Kweichow Moutai, the world’s largest spirits maker, has announced its first factory-gate price hikes in more five years, sending its share price rocketing to a record high Friday morning.
State-owned Moutai will increase factory-gate prices across its line of “baijiu” products by 9% to 25%, the company’s chairman Yuan Renguo said at a meeting on Thursday.
The announcement comes just weeks after London-based Diageo Plc., which Moutai usurped as top liquor company earlier this year, announced plans to release a 1,699 yuan ($256) high-end baijiu — a strong, pungent liquor popular at formal banquets across China.
Moutai produced 42,700 tons of basic liquor — which is aged and processed to create products of different qualities — in 2017, 9% more than in 2016, the company said in a separate announcement on Thursday. It estimates that sales of Moutai products grew 34% from 2016 to 2017, and predicts a 58% profit increase this year.

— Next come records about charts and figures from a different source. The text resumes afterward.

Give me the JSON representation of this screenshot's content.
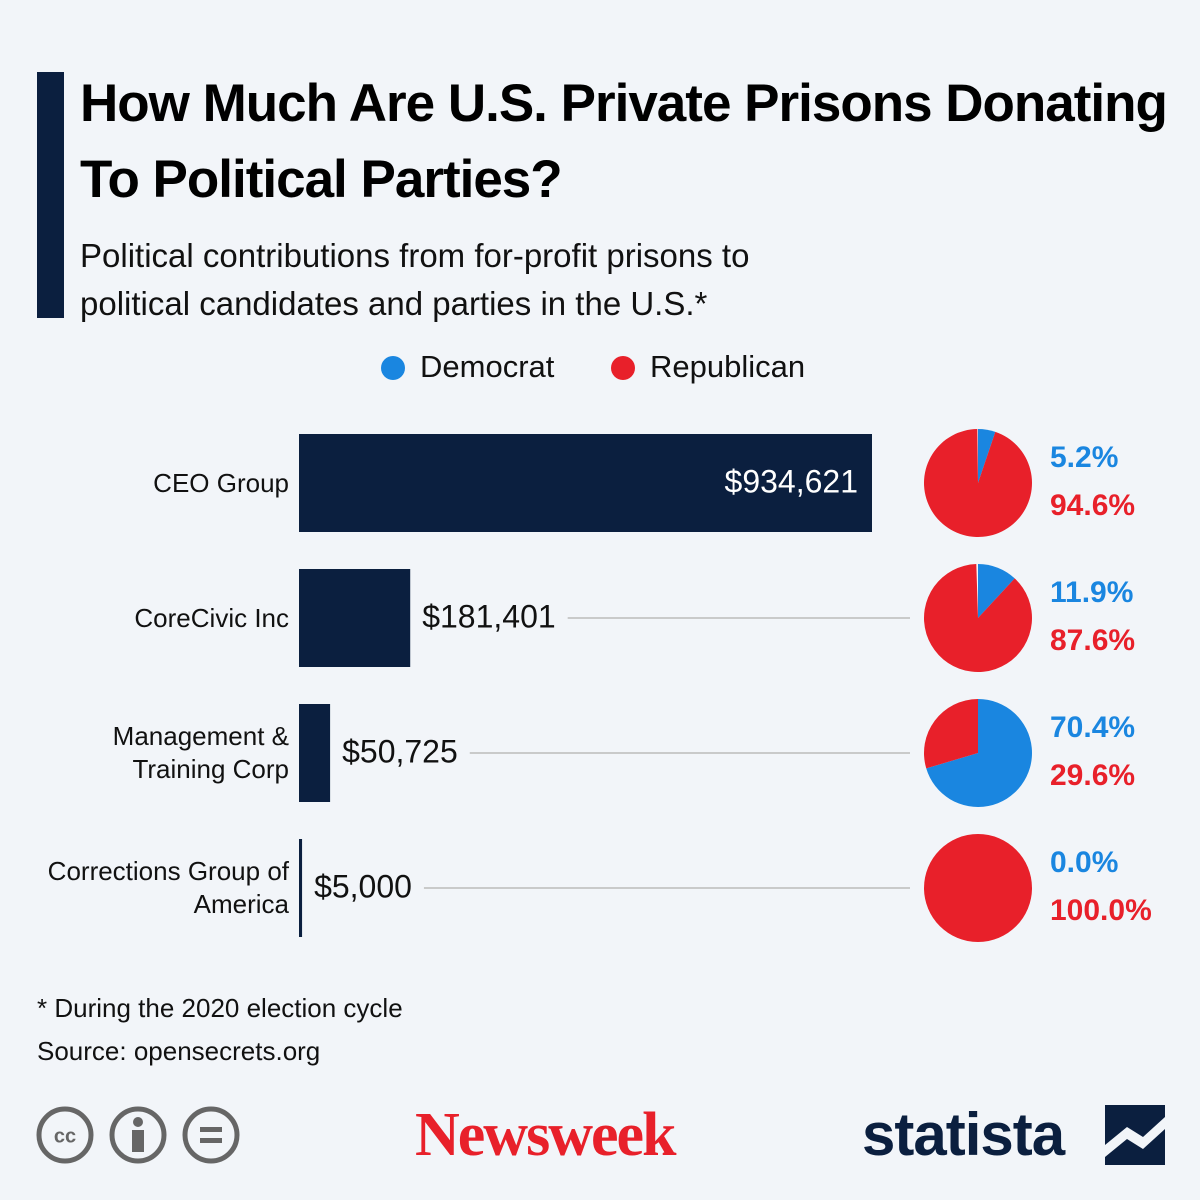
{
  "chart_data": [
    {
      "type": "bar",
      "title": "How Much Are U.S. Private Prisons Donating To Political Parties?",
      "subtitle": "Political contributions from for-profit prisons to political candidates and parties in the U.S.*",
      "categories": [
        "CEO Group",
        "CoreCivic Inc",
        "Management & Training Corp",
        "Corrections Group of America"
      ],
      "values": [
        934621,
        181401,
        50725,
        5000
      ],
      "value_labels": [
        "$934,621",
        "$181,401",
        "$50,725",
        "$5,000"
      ],
      "color": "#0b1f3f"
    },
    {
      "type": "pie",
      "series": [
        {
          "name": "Democrat",
          "color": "#1a86e0",
          "values": [
            5.2,
            11.9,
            70.4,
            0.0
          ],
          "value_labels": [
            "5.2%",
            "11.9%",
            "70.4%",
            "0.0%"
          ]
        },
        {
          "name": "Republican",
          "color": "#e8202a",
          "values": [
            94.6,
            87.6,
            29.6,
            100.0
          ],
          "value_labels": [
            "94.6%",
            "87.6%",
            "29.6%",
            "100.0%"
          ]
        }
      ]
    }
  ],
  "footnote": "* During the 2020 election cycle",
  "source": "Source: opensecrets.org",
  "brands": [
    "Newsweek",
    "statista"
  ]
}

After Thursday’s announcement, Moutai’s Shanghai-listed shares surged, reaching a record high of 726.50 yuan per share on Friday, before falling slightly by midday.
Yuan said the higher factory-gate prices, which will come into effect on the first day of 2018, will not be accompanied by a similar retail price hike.

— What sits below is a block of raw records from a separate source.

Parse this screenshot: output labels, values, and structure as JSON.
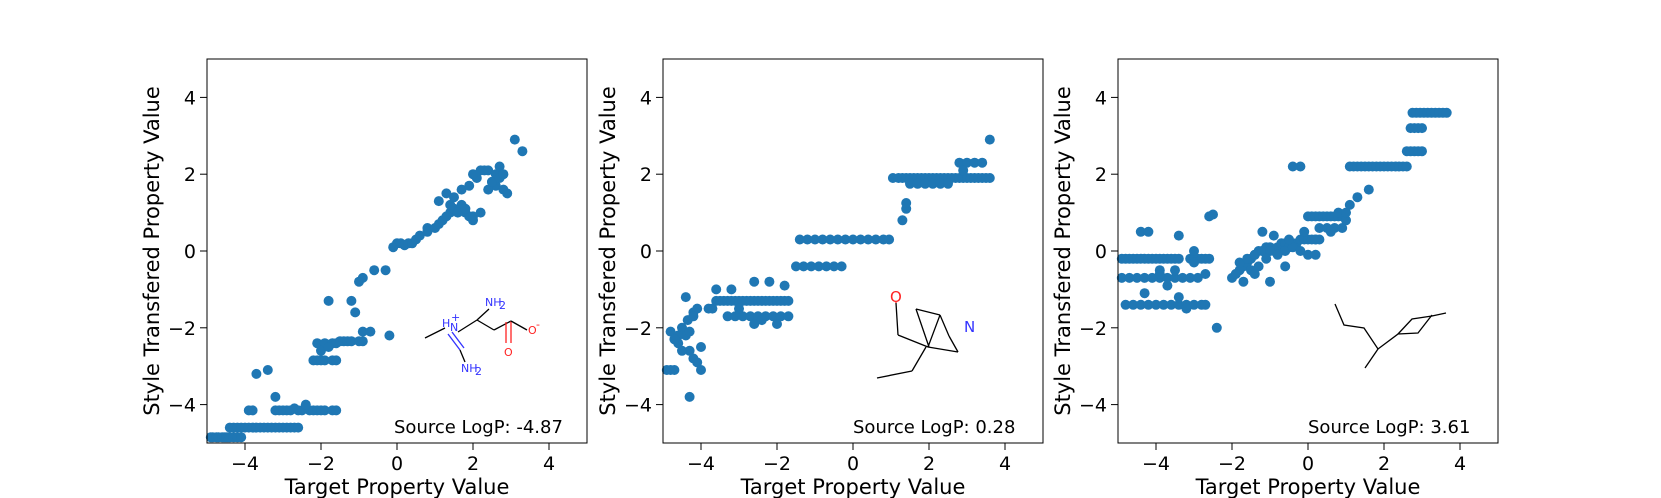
{
  "colors": {
    "marker": "#1f77b4",
    "axis": "#000000",
    "nitrogen": "#3333ff",
    "oxygen": "#ff2222",
    "bond": "#000000"
  },
  "chart_data": [
    {
      "type": "scatter",
      "title": "",
      "xlabel": "Target Property Value",
      "ylabel": "Style Transfered Property Value",
      "xlim": [
        -5,
        5
      ],
      "ylim": [
        -5,
        5
      ],
      "xticks": [
        -4,
        -2,
        0,
        2,
        4
      ],
      "yticks": [
        -4,
        -2,
        0,
        2,
        4
      ],
      "tick_labels": [
        "−4",
        "−2",
        "0",
        "2",
        "4"
      ],
      "annotation": "Source LogP: -4.87",
      "molecule": {
        "atom_labels": [
          "H",
          "N",
          "+",
          "NH",
          "2",
          "NH",
          "2",
          "O",
          "-",
          "O"
        ],
        "icon": "molecule-amidino-glycinate-icon"
      },
      "x": [
        -4.9,
        -4.85,
        -4.75,
        -4.7,
        -4.6,
        -4.55,
        -4.5,
        -4.45,
        -4.4,
        -4.3,
        -4.2,
        -4.1,
        -4.4,
        -4.3,
        -4.2,
        -4.1,
        -4.0,
        -3.9,
        -3.8,
        -3.7,
        -3.6,
        -3.5,
        -3.4,
        -3.3,
        -3.2,
        -3.1,
        -3.0,
        -2.9,
        -2.8,
        -2.7,
        -2.6,
        -3.9,
        -3.8,
        -3.2,
        -3.1,
        -3.0,
        -2.9,
        -2.8,
        -2.6,
        -2.5,
        -2.3,
        -2.2,
        -2.1,
        -2.0,
        -1.9,
        -1.7,
        -1.6,
        -3.7,
        -3.4,
        -3.2,
        -2.7,
        -2.4,
        -2.2,
        -2.1,
        -2.0,
        -1.9,
        -1.7,
        -1.6,
        -2.1,
        -1.9,
        -1.7,
        -1.6,
        -2.0,
        -1.8,
        -1.5,
        -1.4,
        -1.3,
        -1.2,
        -1.0,
        -0.9,
        -1.1,
        -0.9,
        -0.7,
        -0.2,
        -1.8,
        -1.2,
        -1.0,
        -0.9,
        -0.6,
        -0.3,
        -0.1,
        0.0,
        0.1,
        0.2,
        0.3,
        0.4,
        0.5,
        0.6,
        0.8,
        0.8,
        1.0,
        1.1,
        1.2,
        1.3,
        1.4,
        1.5,
        1.7,
        1.8,
        1.9,
        2.0,
        1.1,
        1.3,
        1.5,
        1.7,
        1.9,
        2.1,
        2.3,
        2.5,
        2.6,
        2.8,
        2.9,
        2.0,
        2.2,
        2.4,
        2.6,
        2.7,
        1.4,
        1.6,
        1.8,
        2.0,
        2.2,
        2.4,
        2.5,
        2.7,
        2.8,
        3.1,
        3.3
      ],
      "y": [
        -4.85,
        -4.85,
        -4.85,
        -4.85,
        -4.85,
        -4.85,
        -4.85,
        -4.85,
        -4.85,
        -4.85,
        -4.85,
        -4.85,
        -4.6,
        -4.6,
        -4.6,
        -4.6,
        -4.6,
        -4.6,
        -4.6,
        -4.6,
        -4.6,
        -4.6,
        -4.6,
        -4.6,
        -4.6,
        -4.6,
        -4.6,
        -4.6,
        -4.6,
        -4.6,
        -4.6,
        -4.15,
        -4.15,
        -4.15,
        -4.15,
        -4.15,
        -4.15,
        -4.15,
        -4.15,
        -4.15,
        -4.15,
        -4.15,
        -4.15,
        -4.15,
        -4.15,
        -4.15,
        -4.15,
        -3.2,
        -3.1,
        -3.8,
        -4.1,
        -4.0,
        -2.85,
        -2.85,
        -2.85,
        -2.85,
        -2.85,
        -2.85,
        -2.4,
        -2.4,
        -2.4,
        -2.4,
        -2.6,
        -2.5,
        -2.35,
        -2.35,
        -2.35,
        -2.35,
        -2.35,
        -2.35,
        -1.6,
        -2.1,
        -2.1,
        -2.2,
        -1.3,
        -1.3,
        -0.8,
        -0.7,
        -0.5,
        -0.5,
        0.1,
        0.2,
        0.2,
        0.15,
        0.2,
        0.2,
        0.3,
        0.4,
        0.6,
        0.5,
        0.6,
        0.7,
        0.8,
        0.9,
        1.0,
        1.1,
        1.2,
        1.0,
        0.9,
        0.8,
        1.3,
        1.5,
        1.4,
        1.6,
        1.7,
        1.9,
        2.1,
        1.8,
        1.7,
        1.6,
        1.5,
        2.0,
        2.1,
        2.1,
        2.0,
        2.2,
        1.2,
        1.0,
        1.1,
        0.9,
        1.0,
        1.6,
        1.8,
        1.9,
        2.0,
        2.9,
        2.6
      ]
    },
    {
      "type": "scatter",
      "title": "",
      "xlabel": "Target Property Value",
      "ylabel": "Style Transfered Property Value",
      "xlim": [
        -5,
        5
      ],
      "ylim": [
        -5,
        5
      ],
      "xticks": [
        -4,
        -2,
        0,
        2,
        4
      ],
      "yticks": [
        -4,
        -2,
        0,
        2,
        4
      ],
      "tick_labels": [
        "−4",
        "−2",
        "0",
        "2",
        "4"
      ],
      "annotation": "Source LogP: 0.28",
      "molecule": {
        "atom_labels": [
          "O",
          "N"
        ],
        "icon": "molecule-azabicyclo-aldehyde-icon"
      },
      "x": [
        -4.9,
        -4.8,
        -4.7,
        -4.6,
        -4.5,
        -4.4,
        -4.3,
        -4.2,
        -4.1,
        -4.0,
        -4.4,
        -4.2,
        -4.5,
        -4.3,
        -4.35,
        -4.1,
        -4.2,
        -4.3,
        -4.8,
        -4.6,
        -4.7,
        -4.0,
        -3.8,
        -3.7,
        -3.6,
        -3.5,
        -3.4,
        -3.3,
        -3.2,
        -3.1,
        -3.0,
        -2.9,
        -2.8,
        -2.7,
        -2.6,
        -2.5,
        -2.4,
        -2.3,
        -2.2,
        -2.1,
        -2.0,
        -1.9,
        -1.8,
        -1.7,
        -3.3,
        -3.1,
        -2.9,
        -2.7,
        -2.5,
        -2.3,
        -2.1,
        -1.9,
        -1.7,
        -3.6,
        -3.2,
        -3.0,
        -2.6,
        -2.4,
        -2.0,
        -1.8,
        -2.2,
        -2.6,
        -1.5,
        -1.3,
        -1.1,
        -0.9,
        -0.7,
        -0.5,
        -0.3,
        -1.4,
        -1.2,
        -1.0,
        -0.8,
        -0.6,
        -0.4,
        -0.2,
        0.0,
        0.2,
        0.4,
        0.6,
        0.8,
        0.95,
        1.05,
        1.2,
        1.3,
        1.4,
        1.5,
        1.6,
        1.7,
        1.8,
        1.9,
        2.0,
        2.1,
        2.2,
        2.3,
        2.4,
        2.5,
        2.6,
        2.7,
        2.8,
        2.9,
        3.0,
        3.1,
        3.2,
        3.3,
        3.4,
        3.5,
        3.6,
        1.5,
        1.7,
        1.9,
        2.1,
        2.3,
        2.5,
        1.3,
        1.4,
        1.4,
        2.8,
        3.0,
        3.2,
        3.4,
        2.9,
        3.6
      ],
      "y": [
        -3.1,
        -3.1,
        -3.1,
        -2.4,
        -2.0,
        -2.2,
        -2.6,
        -2.8,
        -2.9,
        -3.1,
        -1.2,
        -1.6,
        -2.6,
        -3.8,
        -1.8,
        -1.5,
        -1.7,
        -2.1,
        -2.1,
        -2.2,
        -2.3,
        -2.5,
        -1.5,
        -1.5,
        -1.3,
        -1.3,
        -1.3,
        -1.3,
        -1.3,
        -1.3,
        -1.3,
        -1.3,
        -1.3,
        -1.3,
        -1.3,
        -1.3,
        -1.3,
        -1.3,
        -1.3,
        -1.3,
        -1.3,
        -1.3,
        -1.3,
        -1.3,
        -1.7,
        -1.7,
        -1.7,
        -1.7,
        -1.7,
        -1.7,
        -1.7,
        -1.7,
        -1.7,
        -1.0,
        -1.0,
        -1.5,
        -1.9,
        -1.8,
        -1.9,
        -0.9,
        -0.8,
        -0.8,
        -0.4,
        -0.4,
        -0.4,
        -0.4,
        -0.4,
        -0.4,
        -0.4,
        0.3,
        0.3,
        0.3,
        0.3,
        0.3,
        0.3,
        0.3,
        0.3,
        0.3,
        0.3,
        0.3,
        0.3,
        0.3,
        1.9,
        1.9,
        1.9,
        1.9,
        1.9,
        1.9,
        1.9,
        1.9,
        1.9,
        1.9,
        1.9,
        1.9,
        1.9,
        1.9,
        1.9,
        1.9,
        1.9,
        1.9,
        1.9,
        1.9,
        1.9,
        1.9,
        1.9,
        1.9,
        1.9,
        1.9,
        1.75,
        1.75,
        1.75,
        1.75,
        1.75,
        1.75,
        0.8,
        1.1,
        1.25,
        2.3,
        2.3,
        2.3,
        2.3,
        2.1,
        2.9
      ]
    },
    {
      "type": "scatter",
      "title": "",
      "xlabel": "Target Property Value",
      "ylabel": "Style Transfered Property Value",
      "xlim": [
        -5,
        5
      ],
      "ylim": [
        -5,
        5
      ],
      "xticks": [
        -4,
        -2,
        0,
        2,
        4
      ],
      "yticks": [
        -4,
        -2,
        0,
        2,
        4
      ],
      "tick_labels": [
        "−4",
        "−2",
        "0",
        "2",
        "4"
      ],
      "annotation": "Source LogP: 3.61",
      "molecule": {
        "atom_labels": [],
        "icon": "molecule-branched-alkane-icon"
      },
      "x": [
        -4.9,
        -4.8,
        -4.7,
        -4.6,
        -4.5,
        -4.4,
        -4.3,
        -4.2,
        -4.1,
        -4.0,
        -3.9,
        -3.8,
        -3.7,
        -3.6,
        -3.5,
        -3.4,
        -3.1,
        -3.0,
        -2.9,
        -2.8,
        -2.7,
        -2.6,
        -4.9,
        -4.7,
        -4.5,
        -4.3,
        -4.1,
        -3.9,
        -3.7,
        -3.5,
        -3.3,
        -3.1,
        -2.9,
        -4.8,
        -4.6,
        -4.4,
        -4.2,
        -4.0,
        -3.8,
        -3.6,
        -3.4,
        -3.2,
        -3.0,
        -2.8,
        -2.7,
        -4.4,
        -4.2,
        -3.9,
        -3.7,
        -3.4,
        -3.2,
        -3.0,
        -2.6,
        -2.5,
        -4.3,
        -3.9,
        -3.5,
        -3.0,
        -2.7,
        -3.4,
        -2.4,
        -2.0,
        -1.9,
        -1.8,
        -1.7,
        -1.6,
        -1.5,
        -1.4,
        -1.3,
        -1.2,
        -1.1,
        -1.0,
        -0.9,
        -0.8,
        -0.7,
        -0.6,
        -0.5,
        -0.4,
        -0.3,
        -0.2,
        -0.1,
        0.0,
        0.1,
        0.2,
        0.3,
        -1.8,
        -1.6,
        -1.4,
        -1.2,
        -1.0,
        -0.8,
        -0.6,
        -0.4,
        -0.2,
        0.0,
        0.2,
        -1.9,
        -1.7,
        -1.5,
        -1.3,
        -1.1,
        -0.9,
        -0.5,
        -0.1,
        -1.4,
        -1.0,
        -0.6,
        -0.2,
        -1.2,
        -0.4,
        0.0,
        0.1,
        0.2,
        0.3,
        0.4,
        0.5,
        0.6,
        0.7,
        0.8,
        0.9,
        0.3,
        0.5,
        0.7,
        0.9,
        0.2,
        0.6,
        1.0,
        0.8,
        1.0,
        1.1,
        1.2,
        1.3,
        1.4,
        1.5,
        1.6,
        1.7,
        1.8,
        1.9,
        2.0,
        2.1,
        2.2,
        2.3,
        2.4,
        2.5,
        2.6,
        1.1,
        1.3,
        1.6,
        2.6,
        2.7,
        2.8,
        2.9,
        3.0,
        2.7,
        2.8,
        2.9,
        3.0,
        2.75,
        2.85,
        2.95,
        3.05,
        3.15,
        3.25,
        3.35,
        3.45,
        3.55,
        3.65
      ],
      "y": [
        -0.2,
        -0.2,
        -0.2,
        -0.2,
        -0.2,
        -0.2,
        -0.2,
        -0.2,
        -0.2,
        -0.2,
        -0.2,
        -0.2,
        -0.2,
        -0.2,
        -0.2,
        -0.2,
        -0.2,
        -0.2,
        -0.2,
        -0.2,
        -0.2,
        -0.2,
        -0.7,
        -0.7,
        -0.7,
        -0.7,
        -0.7,
        -0.7,
        -0.7,
        -0.7,
        -0.7,
        -0.7,
        -0.7,
        -1.4,
        -1.4,
        -1.4,
        -1.4,
        -1.4,
        -1.4,
        -1.4,
        -1.4,
        -1.4,
        -1.4,
        -1.4,
        -1.4,
        0.5,
        0.5,
        -0.5,
        -0.9,
        -1.2,
        -1.5,
        0.0,
        0.9,
        0.95,
        -1.1,
        -0.6,
        -0.5,
        -0.3,
        -0.6,
        0.4,
        -2.0,
        -0.7,
        -0.6,
        -0.5,
        -0.4,
        -0.3,
        -0.2,
        -0.1,
        0.0,
        0.0,
        0.1,
        0.1,
        0.0,
        0.1,
        0.2,
        0.2,
        0.1,
        0.2,
        0.2,
        0.3,
        0.3,
        0.3,
        0.3,
        0.3,
        0.3,
        -0.3,
        -0.2,
        -0.1,
        0.0,
        0.0,
        -0.1,
        0.0,
        0.1,
        0.0,
        -0.1,
        -0.1,
        -0.6,
        -0.8,
        -0.5,
        -0.4,
        -0.2,
        0.4,
        0.3,
        0.5,
        -0.6,
        -0.8,
        -0.4,
        2.2,
        0.5,
        2.2,
        0.9,
        0.9,
        0.9,
        0.9,
        0.9,
        0.9,
        0.9,
        0.9,
        0.9,
        0.9,
        0.6,
        0.6,
        0.6,
        0.6,
        0.3,
        0.5,
        0.8,
        1.0,
        1.0,
        2.2,
        2.2,
        2.2,
        2.2,
        2.2,
        2.2,
        2.2,
        2.2,
        2.2,
        2.2,
        2.2,
        2.2,
        2.2,
        2.2,
        2.2,
        2.2,
        1.2,
        1.4,
        1.6,
        2.6,
        2.6,
        2.6,
        2.6,
        2.6,
        3.2,
        3.2,
        3.2,
        3.2,
        3.6,
        3.6,
        3.6,
        3.6,
        3.6,
        3.6,
        3.6,
        3.6,
        3.6,
        3.6
      ]
    }
  ]
}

Moutai’s retail price has been growing since late 2016, even before the announcement of the impending factory-price increases, which are the first since April 2012. Moutai’s signature Feitian liquor retailed for around 800 yuan a bottle in early 2016, but the price hit 1,300 yuan in some regions by April, primarily due to hoarding and scalping by middlemen.
Earlier this year, Moutai’s General Manager Li Baofang held a meeting with retailers where he scolded them for causing Feitian’s price surge, and warned that “whoever causes chaos in the market is smashing their own rice bowl.” At the meeting, the company demanded a written promise from distributors against unauthorized retail price increases.
But the market price of Feitian has continued to rise, driven by supply shortages and increasing demand from China’s booming middle class, reaching 1,600 yuan. Industry insiders expect it to break the 2000-yuan barrier in 2018.
Moutai’s online store has not received any new stock of Feitian in over two months. To meet rising demand in 2017, Moutai increased production of the liquor by 3,000 tons, up from 26,000 tons in 2016. But that has been barely enough to keep up with demand in 2017, according to a report by Huachuang Securities.
On Dec. 6, Moutai announced it plans to invest around 3.5 billion yuan to increase its production capacity.